Despite all their efforts to loiter, in two seconds they were outside the door of the shop, each clutching a pink football he did not want. A key clicked in the door of the shop. A blind came down behind the glass, with the word CLOSED painted on it. That was that. As the Ogre led the way to the car park, Malcolm looked at Caspar despairingly.

“Early closing means we’ve got to stay like this until lunch time tomorrow,” he said.

“I
know
,” said Caspar, “What did you have to make me taste that stuff for?”

“It was your fault. You called me a liar. Watch out,” said Malcolm. “Don’t forget I’m bigger than you now.”

“As if I cared!” said Caspar.

The Ogre turned round, looking his most sinister. “Is something troubling you?” he enquired. “Nothing I can’t settle by crashing your heads together, I hope? And how about a word of thanks for the footballs?”
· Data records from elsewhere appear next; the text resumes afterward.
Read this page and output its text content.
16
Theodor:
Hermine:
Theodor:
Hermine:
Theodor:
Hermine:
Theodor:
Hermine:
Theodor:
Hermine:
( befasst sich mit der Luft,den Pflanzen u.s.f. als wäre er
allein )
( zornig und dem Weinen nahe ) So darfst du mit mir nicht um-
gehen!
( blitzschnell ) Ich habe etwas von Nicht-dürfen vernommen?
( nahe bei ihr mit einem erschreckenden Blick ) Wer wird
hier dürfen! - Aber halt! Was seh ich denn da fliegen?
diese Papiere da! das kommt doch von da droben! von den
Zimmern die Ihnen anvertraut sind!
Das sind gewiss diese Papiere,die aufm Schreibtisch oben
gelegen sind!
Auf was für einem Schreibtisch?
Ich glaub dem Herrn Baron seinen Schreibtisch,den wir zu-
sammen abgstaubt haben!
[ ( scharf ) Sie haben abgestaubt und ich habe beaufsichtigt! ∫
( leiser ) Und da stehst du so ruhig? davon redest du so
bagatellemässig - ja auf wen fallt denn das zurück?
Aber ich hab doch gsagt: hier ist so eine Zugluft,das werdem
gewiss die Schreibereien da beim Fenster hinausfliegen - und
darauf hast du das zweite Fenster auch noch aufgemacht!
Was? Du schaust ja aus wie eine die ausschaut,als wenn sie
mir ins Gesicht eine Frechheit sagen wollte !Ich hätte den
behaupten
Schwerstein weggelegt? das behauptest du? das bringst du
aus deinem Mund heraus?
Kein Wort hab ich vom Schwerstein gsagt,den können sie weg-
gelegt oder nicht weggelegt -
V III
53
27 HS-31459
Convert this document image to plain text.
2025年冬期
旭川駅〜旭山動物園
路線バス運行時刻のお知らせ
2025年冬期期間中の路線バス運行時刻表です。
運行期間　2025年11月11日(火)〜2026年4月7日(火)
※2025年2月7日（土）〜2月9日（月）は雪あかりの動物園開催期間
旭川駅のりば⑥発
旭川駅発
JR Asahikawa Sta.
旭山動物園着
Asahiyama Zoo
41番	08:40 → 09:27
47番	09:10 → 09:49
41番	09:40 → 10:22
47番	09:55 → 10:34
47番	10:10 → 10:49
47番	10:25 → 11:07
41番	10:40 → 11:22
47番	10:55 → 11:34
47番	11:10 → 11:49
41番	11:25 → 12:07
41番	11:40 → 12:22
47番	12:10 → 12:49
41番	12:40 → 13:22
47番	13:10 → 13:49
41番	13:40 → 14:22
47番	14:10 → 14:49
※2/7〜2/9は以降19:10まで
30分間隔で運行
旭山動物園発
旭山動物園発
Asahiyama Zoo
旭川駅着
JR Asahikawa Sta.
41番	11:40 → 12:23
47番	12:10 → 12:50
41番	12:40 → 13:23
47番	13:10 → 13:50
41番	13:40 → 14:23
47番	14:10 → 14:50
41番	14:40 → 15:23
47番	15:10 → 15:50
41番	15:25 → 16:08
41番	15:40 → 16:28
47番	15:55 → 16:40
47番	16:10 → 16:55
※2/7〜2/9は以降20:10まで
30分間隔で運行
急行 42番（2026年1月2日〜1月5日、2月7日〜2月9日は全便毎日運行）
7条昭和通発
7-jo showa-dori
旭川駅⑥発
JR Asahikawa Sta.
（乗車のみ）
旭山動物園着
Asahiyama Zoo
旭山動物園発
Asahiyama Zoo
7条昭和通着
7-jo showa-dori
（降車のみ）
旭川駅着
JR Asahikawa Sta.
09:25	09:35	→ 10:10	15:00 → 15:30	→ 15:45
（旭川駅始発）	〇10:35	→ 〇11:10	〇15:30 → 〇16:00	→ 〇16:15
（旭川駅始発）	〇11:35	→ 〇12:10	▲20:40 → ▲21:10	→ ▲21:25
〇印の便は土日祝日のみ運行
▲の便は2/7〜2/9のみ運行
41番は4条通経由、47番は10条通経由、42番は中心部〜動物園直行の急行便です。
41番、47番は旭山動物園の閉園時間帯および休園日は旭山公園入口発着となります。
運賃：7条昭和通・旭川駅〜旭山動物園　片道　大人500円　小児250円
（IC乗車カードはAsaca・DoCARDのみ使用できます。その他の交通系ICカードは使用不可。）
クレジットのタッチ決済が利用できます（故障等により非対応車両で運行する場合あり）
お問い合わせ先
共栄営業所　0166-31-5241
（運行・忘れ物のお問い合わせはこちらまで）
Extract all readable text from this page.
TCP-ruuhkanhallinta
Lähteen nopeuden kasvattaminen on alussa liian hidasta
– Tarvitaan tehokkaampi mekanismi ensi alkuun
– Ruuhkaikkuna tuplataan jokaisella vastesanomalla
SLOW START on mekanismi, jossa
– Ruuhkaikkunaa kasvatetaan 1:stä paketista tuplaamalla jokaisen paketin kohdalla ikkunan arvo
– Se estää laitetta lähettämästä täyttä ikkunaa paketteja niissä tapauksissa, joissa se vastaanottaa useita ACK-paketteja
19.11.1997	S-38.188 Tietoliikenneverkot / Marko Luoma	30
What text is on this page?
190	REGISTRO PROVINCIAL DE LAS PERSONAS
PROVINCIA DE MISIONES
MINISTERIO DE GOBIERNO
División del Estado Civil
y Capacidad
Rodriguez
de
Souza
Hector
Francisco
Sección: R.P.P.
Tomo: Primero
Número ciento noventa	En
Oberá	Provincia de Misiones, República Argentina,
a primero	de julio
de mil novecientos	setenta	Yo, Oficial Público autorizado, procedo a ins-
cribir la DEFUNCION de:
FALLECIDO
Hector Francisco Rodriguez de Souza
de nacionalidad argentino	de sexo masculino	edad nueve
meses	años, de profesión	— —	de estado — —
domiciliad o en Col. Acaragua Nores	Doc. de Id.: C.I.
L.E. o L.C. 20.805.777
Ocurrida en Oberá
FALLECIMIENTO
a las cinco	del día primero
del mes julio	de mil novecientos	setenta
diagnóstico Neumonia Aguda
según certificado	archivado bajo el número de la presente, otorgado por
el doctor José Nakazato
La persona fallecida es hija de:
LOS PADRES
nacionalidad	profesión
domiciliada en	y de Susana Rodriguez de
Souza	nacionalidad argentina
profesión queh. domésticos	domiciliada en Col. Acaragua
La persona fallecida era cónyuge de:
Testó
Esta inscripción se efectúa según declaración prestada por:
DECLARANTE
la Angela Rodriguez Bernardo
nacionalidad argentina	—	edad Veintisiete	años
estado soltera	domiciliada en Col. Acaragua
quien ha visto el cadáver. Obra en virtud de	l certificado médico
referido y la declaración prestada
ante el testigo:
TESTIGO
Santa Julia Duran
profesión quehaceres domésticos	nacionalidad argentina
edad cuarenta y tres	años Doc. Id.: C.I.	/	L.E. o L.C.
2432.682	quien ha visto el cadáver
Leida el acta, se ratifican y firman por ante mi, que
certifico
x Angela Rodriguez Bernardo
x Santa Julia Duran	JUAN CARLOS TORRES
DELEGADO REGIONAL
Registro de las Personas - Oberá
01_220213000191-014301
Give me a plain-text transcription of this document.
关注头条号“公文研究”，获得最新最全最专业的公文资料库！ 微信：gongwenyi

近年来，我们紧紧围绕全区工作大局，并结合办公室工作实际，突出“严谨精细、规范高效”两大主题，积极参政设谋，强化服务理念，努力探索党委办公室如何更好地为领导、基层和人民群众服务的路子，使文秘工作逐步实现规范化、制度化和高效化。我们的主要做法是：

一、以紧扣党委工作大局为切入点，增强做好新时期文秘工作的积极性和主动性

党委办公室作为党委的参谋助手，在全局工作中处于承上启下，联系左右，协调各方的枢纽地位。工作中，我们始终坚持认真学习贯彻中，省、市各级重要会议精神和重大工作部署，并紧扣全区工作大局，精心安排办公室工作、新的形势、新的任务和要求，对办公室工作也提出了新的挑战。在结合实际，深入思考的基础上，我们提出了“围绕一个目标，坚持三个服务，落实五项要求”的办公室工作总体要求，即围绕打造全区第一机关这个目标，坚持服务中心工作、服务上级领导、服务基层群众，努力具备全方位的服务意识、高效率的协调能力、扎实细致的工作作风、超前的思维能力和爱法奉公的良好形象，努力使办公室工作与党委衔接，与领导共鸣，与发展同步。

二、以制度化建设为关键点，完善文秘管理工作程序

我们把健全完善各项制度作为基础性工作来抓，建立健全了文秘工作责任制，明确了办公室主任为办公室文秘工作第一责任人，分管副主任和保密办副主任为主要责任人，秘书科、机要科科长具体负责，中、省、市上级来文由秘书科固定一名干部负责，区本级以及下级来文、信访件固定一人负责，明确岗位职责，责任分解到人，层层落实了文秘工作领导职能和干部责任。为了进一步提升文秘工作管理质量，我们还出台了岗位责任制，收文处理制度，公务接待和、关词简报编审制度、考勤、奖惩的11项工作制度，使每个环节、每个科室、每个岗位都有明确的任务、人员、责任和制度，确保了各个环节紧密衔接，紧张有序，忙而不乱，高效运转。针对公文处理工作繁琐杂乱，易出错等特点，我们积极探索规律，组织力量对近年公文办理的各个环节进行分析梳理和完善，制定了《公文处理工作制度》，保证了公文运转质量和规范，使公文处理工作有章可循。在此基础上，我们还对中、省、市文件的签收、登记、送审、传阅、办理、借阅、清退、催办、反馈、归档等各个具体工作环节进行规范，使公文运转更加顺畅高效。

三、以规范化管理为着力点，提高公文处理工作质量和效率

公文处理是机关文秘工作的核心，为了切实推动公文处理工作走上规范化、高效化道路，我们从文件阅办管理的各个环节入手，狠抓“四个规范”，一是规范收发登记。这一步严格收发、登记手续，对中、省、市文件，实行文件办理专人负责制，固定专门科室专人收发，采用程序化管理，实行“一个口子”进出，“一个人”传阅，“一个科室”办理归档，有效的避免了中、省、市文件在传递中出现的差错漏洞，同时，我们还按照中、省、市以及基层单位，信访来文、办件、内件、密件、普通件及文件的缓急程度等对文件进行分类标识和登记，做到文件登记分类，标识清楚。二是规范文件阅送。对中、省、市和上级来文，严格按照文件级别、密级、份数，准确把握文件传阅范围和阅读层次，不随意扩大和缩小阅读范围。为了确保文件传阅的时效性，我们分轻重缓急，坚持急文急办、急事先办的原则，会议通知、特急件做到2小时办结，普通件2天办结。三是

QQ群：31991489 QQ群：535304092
“Oh – thank you,” they said, and miserably followed him to the car. When he had dropped them at school, they stood just inside the gate wondering what on earth to do with the footballs. They were so very pink.

“I suppose he meant to be kind,” Malcolm said drearily. “Would Gwinny like them?”

Caspar thought he had never hated the Ogre more. “No she wouldn’t. She hates pink. Let’s try leaving them in the cloakroom. Someone’s bound to steal them. What are we going to
do
?”

“Stay this way till tomorrow, I suppose,” Malcolm said, sighing heavily. “There’s the bell. Come on.”